Overall, I think the iconic status of the public option among progressives probably exaggerates its actual importance. I certainly understand the reluctance to hand more money over to the insurance companies. As someone who purchases insurance in the individual market, I would have been very receptive to a public option. But according to the Congressional Budget Office (not necessarily definitive but nonetheless informative) the public option would have saved the federal government only $25 billion over 10 years. That’s a lot of money, but only a drop in the bucket when compared with US health care spending of $2.5 trillion this year alone. And according to the CBO it would have had virtually no effect on the number of people buying insurance through the government-run insurance exchanges. So if progressives were strong supporters of this legislation when it included the public option, they should still be strong supporters today.

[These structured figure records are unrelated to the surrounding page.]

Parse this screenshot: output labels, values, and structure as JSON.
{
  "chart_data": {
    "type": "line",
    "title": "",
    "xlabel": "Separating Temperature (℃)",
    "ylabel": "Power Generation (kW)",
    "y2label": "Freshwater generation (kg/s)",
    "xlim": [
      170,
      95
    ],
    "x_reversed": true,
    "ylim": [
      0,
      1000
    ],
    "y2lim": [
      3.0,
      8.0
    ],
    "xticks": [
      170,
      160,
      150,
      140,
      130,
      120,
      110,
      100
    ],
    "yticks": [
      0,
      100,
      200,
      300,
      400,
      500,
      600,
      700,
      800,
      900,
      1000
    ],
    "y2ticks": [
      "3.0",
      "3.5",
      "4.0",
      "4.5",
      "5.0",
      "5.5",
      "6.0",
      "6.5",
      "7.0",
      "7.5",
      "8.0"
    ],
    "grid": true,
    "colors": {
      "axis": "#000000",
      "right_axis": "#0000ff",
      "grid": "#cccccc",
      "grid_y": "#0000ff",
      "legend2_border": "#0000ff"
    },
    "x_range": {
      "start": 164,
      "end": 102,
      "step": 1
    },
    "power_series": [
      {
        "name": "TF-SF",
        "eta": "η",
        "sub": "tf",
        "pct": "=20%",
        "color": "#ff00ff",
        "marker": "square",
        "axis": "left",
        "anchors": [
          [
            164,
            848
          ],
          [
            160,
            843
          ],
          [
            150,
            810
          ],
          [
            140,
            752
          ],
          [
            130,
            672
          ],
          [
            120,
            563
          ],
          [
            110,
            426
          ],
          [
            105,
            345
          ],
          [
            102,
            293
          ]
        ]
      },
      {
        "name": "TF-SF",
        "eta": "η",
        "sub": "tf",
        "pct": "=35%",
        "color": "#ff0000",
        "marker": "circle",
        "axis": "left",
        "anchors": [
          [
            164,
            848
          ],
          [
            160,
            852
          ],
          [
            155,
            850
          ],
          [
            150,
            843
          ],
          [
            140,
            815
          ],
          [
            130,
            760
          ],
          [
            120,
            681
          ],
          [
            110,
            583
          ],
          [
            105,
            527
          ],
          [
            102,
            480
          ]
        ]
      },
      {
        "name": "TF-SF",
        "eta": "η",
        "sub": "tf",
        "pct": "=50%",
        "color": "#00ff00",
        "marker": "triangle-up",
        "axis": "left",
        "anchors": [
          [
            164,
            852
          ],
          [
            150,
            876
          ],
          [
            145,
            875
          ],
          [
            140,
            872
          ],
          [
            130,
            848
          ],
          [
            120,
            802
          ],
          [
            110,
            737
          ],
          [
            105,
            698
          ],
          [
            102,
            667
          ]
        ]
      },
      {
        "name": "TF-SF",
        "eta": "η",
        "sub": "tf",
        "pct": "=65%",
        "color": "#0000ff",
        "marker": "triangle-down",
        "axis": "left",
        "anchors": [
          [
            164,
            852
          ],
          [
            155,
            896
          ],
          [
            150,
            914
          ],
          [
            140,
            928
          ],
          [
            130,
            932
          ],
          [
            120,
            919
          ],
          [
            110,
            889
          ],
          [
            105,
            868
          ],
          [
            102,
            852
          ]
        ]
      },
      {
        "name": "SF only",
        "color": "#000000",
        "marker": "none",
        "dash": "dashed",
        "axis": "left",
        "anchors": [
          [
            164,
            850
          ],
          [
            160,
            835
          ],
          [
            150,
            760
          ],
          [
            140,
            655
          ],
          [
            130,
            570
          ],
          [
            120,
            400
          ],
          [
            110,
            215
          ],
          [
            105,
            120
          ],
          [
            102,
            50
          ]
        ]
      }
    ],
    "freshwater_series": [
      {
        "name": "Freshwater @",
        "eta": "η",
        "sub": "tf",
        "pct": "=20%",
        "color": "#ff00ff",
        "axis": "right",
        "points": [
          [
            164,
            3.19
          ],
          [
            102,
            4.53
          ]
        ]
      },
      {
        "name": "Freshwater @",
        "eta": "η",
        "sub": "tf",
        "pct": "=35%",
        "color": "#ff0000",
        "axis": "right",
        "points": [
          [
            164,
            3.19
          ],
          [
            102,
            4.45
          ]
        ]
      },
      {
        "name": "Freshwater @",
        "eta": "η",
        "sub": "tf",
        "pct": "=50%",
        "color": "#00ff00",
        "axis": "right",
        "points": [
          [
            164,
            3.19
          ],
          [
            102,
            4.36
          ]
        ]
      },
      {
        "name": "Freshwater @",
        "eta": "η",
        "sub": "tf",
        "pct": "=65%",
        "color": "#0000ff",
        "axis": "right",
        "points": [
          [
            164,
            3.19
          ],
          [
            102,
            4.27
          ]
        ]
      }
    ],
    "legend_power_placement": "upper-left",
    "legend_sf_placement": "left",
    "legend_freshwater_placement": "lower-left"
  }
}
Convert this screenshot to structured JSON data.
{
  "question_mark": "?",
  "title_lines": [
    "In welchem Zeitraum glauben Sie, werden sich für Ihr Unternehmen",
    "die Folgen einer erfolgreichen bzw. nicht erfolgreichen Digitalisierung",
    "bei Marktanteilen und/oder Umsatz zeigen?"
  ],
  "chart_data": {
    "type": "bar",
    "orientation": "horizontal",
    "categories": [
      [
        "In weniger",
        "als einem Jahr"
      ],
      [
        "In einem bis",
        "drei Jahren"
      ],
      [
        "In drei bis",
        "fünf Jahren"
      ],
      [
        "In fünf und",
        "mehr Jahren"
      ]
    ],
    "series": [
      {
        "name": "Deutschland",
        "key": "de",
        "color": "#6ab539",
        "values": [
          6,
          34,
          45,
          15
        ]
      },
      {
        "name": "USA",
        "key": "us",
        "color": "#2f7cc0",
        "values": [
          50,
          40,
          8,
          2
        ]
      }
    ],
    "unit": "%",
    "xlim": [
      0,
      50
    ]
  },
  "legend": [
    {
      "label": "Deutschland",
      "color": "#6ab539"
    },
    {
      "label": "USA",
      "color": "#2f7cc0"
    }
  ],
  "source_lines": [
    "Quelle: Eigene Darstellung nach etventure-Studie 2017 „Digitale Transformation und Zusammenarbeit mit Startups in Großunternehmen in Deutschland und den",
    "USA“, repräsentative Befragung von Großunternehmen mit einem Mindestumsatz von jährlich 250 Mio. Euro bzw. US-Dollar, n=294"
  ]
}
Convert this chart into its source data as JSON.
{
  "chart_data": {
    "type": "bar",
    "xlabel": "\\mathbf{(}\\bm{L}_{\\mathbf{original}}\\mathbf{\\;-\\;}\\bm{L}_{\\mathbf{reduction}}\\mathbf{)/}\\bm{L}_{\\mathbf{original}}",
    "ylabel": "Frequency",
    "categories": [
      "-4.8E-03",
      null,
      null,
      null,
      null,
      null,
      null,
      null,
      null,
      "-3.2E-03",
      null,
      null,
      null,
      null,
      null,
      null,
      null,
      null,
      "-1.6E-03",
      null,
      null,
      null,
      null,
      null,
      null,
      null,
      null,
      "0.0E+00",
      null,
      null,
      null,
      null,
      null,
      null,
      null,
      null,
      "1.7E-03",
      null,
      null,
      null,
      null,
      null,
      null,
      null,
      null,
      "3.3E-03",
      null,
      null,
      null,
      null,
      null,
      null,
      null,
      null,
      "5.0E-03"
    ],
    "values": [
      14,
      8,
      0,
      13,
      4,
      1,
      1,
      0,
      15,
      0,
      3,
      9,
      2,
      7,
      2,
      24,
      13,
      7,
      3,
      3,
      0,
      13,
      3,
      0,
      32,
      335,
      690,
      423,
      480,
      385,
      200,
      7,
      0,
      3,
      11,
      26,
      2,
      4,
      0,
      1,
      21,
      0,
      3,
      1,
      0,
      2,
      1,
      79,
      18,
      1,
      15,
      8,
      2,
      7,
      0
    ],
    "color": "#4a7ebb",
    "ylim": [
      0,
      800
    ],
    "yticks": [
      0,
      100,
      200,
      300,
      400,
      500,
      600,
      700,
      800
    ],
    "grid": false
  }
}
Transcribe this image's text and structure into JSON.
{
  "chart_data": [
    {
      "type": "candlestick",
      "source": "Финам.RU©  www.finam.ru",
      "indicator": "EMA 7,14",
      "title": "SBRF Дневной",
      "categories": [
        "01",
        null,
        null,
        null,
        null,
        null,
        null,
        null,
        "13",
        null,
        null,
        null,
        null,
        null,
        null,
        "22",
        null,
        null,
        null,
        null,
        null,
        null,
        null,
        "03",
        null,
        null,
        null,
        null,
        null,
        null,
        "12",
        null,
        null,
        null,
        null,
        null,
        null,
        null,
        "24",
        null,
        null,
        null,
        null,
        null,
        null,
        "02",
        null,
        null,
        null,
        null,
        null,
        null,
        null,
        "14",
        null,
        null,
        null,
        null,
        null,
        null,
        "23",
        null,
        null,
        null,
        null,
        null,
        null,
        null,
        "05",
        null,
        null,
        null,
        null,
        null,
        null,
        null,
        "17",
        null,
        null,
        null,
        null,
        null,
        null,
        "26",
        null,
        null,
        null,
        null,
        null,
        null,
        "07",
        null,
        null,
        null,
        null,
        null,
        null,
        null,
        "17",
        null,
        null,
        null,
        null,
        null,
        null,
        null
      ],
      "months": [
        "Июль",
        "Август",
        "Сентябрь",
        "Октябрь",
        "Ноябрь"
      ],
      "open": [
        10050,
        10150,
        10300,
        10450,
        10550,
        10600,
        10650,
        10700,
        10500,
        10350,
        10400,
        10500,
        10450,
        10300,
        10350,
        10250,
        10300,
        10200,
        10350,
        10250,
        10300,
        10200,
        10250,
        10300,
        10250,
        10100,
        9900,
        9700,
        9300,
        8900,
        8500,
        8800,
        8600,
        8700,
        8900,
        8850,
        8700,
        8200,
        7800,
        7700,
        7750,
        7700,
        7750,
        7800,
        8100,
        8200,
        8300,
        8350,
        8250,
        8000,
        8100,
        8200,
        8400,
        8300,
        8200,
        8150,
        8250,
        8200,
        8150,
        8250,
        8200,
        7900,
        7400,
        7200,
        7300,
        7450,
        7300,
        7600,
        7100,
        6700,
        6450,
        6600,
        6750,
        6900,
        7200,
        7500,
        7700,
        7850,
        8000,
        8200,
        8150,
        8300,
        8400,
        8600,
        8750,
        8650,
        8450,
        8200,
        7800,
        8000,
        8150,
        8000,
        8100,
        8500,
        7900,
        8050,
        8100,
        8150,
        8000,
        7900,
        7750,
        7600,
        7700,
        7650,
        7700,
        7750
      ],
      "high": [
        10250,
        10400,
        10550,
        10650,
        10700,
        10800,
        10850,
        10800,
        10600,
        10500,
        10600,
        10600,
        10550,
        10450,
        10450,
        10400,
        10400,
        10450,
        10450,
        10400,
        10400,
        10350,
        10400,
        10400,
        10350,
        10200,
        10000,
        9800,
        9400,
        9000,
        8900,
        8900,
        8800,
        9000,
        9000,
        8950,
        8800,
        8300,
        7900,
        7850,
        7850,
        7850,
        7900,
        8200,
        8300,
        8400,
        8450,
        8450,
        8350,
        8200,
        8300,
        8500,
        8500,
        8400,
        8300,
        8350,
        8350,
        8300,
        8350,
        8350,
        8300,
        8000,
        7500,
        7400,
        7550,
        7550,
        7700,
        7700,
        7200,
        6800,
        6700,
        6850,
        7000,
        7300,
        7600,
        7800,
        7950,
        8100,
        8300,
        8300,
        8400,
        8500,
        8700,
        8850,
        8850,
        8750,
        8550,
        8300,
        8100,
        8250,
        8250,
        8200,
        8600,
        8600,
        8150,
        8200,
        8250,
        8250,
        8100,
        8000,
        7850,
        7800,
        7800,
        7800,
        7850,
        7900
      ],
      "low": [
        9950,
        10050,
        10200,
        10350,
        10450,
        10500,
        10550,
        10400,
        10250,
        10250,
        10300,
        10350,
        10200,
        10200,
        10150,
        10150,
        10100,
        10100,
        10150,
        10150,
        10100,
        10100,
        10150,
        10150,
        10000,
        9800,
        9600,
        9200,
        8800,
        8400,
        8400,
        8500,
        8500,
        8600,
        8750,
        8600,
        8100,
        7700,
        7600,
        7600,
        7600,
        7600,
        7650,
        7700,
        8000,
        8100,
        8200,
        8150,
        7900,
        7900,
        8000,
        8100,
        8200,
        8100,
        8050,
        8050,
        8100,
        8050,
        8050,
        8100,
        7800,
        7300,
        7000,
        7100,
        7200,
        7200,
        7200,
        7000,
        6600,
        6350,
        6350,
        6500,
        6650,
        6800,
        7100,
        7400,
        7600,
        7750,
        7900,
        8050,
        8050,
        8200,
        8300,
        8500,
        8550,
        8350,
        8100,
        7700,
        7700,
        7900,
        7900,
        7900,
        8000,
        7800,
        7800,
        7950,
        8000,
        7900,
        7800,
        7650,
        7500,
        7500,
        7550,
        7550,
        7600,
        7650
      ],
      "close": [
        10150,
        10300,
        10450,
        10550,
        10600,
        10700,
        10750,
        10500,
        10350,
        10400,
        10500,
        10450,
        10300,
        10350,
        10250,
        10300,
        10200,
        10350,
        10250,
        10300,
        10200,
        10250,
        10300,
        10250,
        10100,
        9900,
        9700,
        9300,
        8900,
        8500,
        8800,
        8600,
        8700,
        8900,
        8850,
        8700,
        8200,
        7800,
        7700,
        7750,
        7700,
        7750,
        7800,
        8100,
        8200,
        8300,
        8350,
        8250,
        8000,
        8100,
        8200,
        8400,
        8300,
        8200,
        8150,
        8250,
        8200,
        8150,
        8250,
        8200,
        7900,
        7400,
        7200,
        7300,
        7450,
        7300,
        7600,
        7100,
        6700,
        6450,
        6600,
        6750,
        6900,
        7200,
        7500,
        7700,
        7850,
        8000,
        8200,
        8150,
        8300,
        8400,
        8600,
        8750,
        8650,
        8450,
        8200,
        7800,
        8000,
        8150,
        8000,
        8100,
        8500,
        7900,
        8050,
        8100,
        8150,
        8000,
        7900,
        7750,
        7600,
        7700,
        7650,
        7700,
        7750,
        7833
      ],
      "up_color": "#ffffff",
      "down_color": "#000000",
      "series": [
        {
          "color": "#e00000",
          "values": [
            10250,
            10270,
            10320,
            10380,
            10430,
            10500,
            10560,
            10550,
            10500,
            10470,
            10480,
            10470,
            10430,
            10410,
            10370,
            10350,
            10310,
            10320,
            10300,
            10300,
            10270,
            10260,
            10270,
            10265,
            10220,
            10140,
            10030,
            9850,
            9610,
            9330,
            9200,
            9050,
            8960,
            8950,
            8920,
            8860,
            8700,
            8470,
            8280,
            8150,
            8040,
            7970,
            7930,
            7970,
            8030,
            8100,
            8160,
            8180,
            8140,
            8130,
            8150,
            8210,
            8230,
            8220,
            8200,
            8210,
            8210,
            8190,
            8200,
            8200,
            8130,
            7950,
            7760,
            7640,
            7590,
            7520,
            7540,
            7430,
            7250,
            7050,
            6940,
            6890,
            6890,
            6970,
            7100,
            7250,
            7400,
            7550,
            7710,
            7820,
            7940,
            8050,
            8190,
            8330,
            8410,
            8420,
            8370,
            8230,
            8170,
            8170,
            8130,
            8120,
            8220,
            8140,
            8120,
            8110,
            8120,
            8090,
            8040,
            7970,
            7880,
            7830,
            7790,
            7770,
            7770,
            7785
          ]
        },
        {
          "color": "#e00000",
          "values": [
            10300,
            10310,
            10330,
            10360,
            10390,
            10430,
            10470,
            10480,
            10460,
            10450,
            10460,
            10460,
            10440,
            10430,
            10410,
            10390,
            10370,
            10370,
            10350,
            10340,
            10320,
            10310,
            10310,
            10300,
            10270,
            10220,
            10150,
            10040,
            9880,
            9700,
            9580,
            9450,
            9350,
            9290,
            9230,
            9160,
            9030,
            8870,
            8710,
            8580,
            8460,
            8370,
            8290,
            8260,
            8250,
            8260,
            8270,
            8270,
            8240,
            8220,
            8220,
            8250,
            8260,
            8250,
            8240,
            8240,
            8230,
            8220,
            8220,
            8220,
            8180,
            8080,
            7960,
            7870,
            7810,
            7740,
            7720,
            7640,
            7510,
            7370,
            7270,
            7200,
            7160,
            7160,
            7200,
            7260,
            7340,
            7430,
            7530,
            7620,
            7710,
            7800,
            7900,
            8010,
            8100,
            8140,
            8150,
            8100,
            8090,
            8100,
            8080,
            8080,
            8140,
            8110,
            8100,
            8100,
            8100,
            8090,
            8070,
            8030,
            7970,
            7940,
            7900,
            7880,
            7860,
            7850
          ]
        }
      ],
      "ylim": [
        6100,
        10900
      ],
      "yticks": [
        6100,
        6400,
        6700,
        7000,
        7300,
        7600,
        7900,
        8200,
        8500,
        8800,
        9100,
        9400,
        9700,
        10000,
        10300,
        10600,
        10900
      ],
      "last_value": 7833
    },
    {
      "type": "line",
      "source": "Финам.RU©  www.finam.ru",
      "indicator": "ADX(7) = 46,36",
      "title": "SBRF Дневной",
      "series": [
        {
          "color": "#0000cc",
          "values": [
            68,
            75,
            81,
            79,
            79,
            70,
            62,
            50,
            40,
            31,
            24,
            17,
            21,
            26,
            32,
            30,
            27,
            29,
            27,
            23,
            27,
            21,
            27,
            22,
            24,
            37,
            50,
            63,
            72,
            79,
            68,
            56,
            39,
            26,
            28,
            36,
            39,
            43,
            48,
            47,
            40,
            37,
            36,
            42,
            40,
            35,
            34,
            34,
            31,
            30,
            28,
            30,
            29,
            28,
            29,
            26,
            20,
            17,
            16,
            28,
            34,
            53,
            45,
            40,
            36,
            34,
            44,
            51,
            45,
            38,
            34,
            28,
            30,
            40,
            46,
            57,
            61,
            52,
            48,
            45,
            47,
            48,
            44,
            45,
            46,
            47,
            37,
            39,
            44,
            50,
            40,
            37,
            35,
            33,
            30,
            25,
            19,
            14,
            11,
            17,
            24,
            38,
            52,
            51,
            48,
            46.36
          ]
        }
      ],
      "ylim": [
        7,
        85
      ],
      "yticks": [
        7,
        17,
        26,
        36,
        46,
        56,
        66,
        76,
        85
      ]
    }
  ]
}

We can still hope that some stronger cost control measures come out of the conference committee. The three ways in which I would particularly like to see the Senate bill strengthened would be to: 1/ have the mandatory insurance payout ratio raised up from the 80% in the Senate bill (less than the industry’s current average 81% payout ratio) to the 85% in the House bill or even higher (90% sounds good), 2/ give Medicare the ability to negotiate the price of drugs (how absurd is it that the federal government, as a large buyer of a product, is prohibited by law from negotiating the price?) or at the very least to allow consumers to import drugs from other approved countries (where governments do have the ability to negotiate lower prices – ultimately a poor substitute for getting it right in this country) and, 3/ eliminate the current antitrust immunity for the insurance industry (which is already in the House bill but not the Senate bill). (This may not be related to cost control, but I also hope the conference finds ways to accelerate implementation of some of the key elements of the legislation like establishment of the insurance exchanges which now is pushed off until 2013 – after not only the 2010 election cycle but also the 2012 election cycle.)

These articles are not definitive but they are a good introduction to the issues involved with health care cost control. If we don’t control the growth of health care costs it is going to bankrupt not only the federal and state governments but American businesses and consumers. Now that the public option appears to be dead there is really no excuse for Republican obstructionism in Congress. Even if some members of Congress might have preferred a different approach, the basic structure of the legislation would have been fairly non-controversial in the absence of that lock-step Republican partisanship. The legislation pretty much follows the model signed into law in Massachusetts by then-governor Mitt Romney – hardly some kind of radical socialist. Any member of Congress who isn’t serious about controlling health care costs is not serious about governance (and certainly not serious about the long-term federal budget deficit). Unfortunately that is probably a good summary of today’s Republican Party.